The influence of state governments over federal exclusion went deeper than legislative lobbying to include the implementation and administration of the new act. For almost a decade, the federal government relied on state officials to inspect migrants entering the ports and to decide who was excludable. Federal officials even reimbursed state boards for the cost of removing excludable immigrants after entry. After 1891, this “state-federal joint administration” was nationalized: Congress created a federal core of officials to administer the law. But state influence continued; as Hirota recounts, many of these new federal officials were themselves former state inspectors.

Hirota argues that the presence and active involvement of state officials had a lasting impact on the treatment of migrants themselves in the federalized system. His research helps to explain a long-standing conundrum about immigration law: the remarkable lack of due process protections and the enduring presence of unchecked discretion. He recounts how state officials had acted with virtual impunity before the 1880s in removing paupers. He argues that this approach, which vested broad discretion in state officials, was then taken on and naturalized in federal efforts. As he writes, “In making federal immigration law more comprehensive, policy makers simply codified what had become the norm in the practical enforcement of immigrant exclusion and deportation.” That norm included “practically unrestricted power over immigrants.” (P. 1107.)

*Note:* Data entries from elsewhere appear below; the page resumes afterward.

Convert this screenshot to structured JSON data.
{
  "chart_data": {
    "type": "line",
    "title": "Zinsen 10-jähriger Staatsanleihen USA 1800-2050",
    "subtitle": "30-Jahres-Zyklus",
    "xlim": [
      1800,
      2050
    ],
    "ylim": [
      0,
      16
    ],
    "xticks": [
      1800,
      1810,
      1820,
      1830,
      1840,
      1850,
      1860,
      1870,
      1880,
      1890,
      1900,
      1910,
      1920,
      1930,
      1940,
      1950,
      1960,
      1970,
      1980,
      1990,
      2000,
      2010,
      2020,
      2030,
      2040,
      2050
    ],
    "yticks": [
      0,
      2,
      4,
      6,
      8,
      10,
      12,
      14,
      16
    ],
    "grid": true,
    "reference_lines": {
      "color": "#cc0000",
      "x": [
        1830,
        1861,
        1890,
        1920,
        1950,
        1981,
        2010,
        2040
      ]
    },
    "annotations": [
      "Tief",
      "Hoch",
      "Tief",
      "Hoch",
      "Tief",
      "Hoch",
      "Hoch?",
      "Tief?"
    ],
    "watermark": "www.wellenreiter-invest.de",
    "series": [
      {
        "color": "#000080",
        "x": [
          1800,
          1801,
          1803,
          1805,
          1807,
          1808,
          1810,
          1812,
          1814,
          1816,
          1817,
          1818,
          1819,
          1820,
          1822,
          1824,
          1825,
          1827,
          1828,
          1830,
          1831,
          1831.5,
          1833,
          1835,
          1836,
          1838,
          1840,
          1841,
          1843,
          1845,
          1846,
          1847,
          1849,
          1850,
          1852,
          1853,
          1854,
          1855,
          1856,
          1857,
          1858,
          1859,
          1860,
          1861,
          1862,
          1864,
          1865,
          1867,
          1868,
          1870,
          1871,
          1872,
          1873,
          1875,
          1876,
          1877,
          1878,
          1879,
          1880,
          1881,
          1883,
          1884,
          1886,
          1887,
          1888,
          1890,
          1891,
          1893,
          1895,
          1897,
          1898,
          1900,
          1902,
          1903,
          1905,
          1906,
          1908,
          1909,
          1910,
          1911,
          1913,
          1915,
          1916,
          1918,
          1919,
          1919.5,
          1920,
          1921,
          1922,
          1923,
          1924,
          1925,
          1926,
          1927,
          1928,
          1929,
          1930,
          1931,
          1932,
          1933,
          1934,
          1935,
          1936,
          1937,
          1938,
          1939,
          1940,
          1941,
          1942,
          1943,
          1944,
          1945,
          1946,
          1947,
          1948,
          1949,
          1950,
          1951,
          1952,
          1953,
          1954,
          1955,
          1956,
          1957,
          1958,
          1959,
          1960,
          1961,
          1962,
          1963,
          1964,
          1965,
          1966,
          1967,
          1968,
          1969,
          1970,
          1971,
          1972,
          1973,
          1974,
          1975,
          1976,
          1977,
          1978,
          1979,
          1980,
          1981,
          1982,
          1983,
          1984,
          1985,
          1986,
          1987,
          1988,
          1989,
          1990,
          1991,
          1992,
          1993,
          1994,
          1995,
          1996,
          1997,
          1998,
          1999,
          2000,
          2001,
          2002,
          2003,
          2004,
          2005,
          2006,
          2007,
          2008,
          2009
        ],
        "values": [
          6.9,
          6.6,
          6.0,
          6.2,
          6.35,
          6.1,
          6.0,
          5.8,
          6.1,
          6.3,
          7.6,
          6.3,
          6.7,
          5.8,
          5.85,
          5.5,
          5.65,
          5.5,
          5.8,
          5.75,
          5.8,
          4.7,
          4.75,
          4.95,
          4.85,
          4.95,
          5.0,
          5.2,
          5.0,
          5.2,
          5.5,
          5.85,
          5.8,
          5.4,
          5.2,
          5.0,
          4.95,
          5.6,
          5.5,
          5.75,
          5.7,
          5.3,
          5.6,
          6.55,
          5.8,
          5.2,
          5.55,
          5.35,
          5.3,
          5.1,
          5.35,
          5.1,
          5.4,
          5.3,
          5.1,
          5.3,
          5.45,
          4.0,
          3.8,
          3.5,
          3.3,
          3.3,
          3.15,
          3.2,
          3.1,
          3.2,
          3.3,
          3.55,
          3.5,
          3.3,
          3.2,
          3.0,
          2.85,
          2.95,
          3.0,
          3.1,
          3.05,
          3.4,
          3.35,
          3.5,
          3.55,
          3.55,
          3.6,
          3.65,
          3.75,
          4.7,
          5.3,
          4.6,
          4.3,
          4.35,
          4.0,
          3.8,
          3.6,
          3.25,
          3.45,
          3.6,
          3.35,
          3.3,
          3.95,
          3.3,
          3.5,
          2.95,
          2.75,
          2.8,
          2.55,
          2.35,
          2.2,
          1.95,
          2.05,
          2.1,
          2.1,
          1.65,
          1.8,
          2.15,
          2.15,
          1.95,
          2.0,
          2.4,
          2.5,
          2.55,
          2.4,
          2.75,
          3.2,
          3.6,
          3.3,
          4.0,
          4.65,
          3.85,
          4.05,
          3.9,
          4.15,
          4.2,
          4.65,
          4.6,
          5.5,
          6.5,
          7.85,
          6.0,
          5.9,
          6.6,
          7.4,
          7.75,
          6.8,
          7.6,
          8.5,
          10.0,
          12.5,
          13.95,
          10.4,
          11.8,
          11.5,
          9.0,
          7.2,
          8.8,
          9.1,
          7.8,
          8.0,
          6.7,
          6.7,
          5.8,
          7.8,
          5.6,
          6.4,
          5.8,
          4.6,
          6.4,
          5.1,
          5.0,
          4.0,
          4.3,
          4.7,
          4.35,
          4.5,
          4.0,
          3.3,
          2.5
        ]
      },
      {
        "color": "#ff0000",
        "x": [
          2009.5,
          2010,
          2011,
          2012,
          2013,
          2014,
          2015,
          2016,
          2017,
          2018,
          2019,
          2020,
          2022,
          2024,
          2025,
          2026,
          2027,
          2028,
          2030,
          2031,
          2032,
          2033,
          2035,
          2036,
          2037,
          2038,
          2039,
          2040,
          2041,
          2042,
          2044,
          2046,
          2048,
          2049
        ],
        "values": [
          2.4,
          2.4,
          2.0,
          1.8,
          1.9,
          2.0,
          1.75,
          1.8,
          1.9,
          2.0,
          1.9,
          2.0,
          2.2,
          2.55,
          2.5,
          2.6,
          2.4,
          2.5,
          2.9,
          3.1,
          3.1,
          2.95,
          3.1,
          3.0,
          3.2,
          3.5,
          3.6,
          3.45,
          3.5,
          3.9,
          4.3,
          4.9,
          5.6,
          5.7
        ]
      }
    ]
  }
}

Hirota successfully moves nineteenth-century immigration history out of the powerful shadow of Chinese Exclusion. He demonstrates that state economies, not just racial animus, were at the heart of decisions about exclusion of migrants, and that the Atlantic seaboard states had a disproportionate influence on the federal legislation and procedure that resulted. His work is an excellent corrective to the standard narrative of federalism and migration control and it is sure to stimulate new historical inquiry.